Eugene got Burenka an array $a$ of length $n$ of integers from $1$ to $m$ for her birthday. Burenka knows that Eugene really likes coprime integers (integers $x$ and $y$ such that they have only one common factor (equal to $1$)) so she wants to to ask Eugene $q$ questions about the present.

Each time Burenka will choose a subsegment $a_l, a_{l + 1}, \ldots, a_r$ of array $a$, and compute the product of these numbers $p = a_l \cdot a_{l + 1} \cdot \ldots \cdot a_r$. Then she will ask Eugene to count the number of integers between $1$ and $C$ inclusive which are coprime with $p$.
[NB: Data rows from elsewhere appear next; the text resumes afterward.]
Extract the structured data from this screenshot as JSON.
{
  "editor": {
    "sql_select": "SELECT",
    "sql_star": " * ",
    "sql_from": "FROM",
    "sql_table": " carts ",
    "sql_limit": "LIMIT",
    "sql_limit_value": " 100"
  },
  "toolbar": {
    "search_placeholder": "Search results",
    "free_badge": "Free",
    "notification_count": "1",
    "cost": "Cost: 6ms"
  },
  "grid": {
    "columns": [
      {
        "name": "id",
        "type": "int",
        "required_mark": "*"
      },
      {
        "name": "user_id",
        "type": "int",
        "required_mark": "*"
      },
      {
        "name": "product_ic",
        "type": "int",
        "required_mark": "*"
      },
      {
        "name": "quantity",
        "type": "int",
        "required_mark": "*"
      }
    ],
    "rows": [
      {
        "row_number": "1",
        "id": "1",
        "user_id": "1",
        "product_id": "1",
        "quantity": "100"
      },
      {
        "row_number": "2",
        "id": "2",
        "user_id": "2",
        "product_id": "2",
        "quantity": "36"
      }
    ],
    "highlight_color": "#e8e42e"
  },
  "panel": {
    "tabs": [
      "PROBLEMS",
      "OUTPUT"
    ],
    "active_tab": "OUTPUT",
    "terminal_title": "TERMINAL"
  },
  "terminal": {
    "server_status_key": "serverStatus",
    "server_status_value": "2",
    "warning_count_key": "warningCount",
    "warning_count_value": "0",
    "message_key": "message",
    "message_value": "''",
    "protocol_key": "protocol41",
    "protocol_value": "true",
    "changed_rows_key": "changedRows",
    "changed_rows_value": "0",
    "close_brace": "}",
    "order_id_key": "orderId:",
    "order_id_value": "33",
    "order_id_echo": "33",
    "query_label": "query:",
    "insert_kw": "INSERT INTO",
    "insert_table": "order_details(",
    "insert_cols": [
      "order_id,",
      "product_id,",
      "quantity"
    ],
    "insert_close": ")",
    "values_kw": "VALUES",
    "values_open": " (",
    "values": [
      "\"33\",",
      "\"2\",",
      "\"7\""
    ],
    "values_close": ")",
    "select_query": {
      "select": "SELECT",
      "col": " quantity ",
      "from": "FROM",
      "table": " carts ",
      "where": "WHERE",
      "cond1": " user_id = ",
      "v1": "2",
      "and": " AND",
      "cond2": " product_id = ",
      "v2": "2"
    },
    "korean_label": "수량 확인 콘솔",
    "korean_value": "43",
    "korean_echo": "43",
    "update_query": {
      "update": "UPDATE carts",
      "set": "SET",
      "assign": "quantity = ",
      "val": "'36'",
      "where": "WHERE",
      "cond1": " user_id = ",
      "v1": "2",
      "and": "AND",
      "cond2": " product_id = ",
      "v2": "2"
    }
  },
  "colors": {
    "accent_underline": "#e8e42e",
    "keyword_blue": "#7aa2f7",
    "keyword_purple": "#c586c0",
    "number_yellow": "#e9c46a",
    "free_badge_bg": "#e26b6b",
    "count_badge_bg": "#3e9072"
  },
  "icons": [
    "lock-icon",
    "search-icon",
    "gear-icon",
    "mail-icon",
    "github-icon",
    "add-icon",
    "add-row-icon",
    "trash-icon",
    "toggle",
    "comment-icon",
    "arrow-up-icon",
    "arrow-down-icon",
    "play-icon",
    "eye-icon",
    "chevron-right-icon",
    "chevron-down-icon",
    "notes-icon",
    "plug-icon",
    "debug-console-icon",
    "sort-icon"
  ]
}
Help Eugene answer all the questions!

In the first line of input there are four integers $n$, $m$, $C$, $q$ ($1 \leq n, q \leq 10^5$, $1 \leq m \leq 2\cdot 10^4$, $1 \leq C \leq 10^5$) — the length of the array $a$, the maximum possible value of $a_{i}$, the value $C$, and the number of queries.

The second line contains $n$ integers $a_1, a_2, \ldots, a_n$ ($1 \leq a_{i} \leq m$) — the array $a$ .

In the next $q$ lines the queries are given. Each query consists of two integers $l$ and $r$ ($1 \leq l \leq r \leq n$).

Print $q$ integers — the answers to Burenka's queries.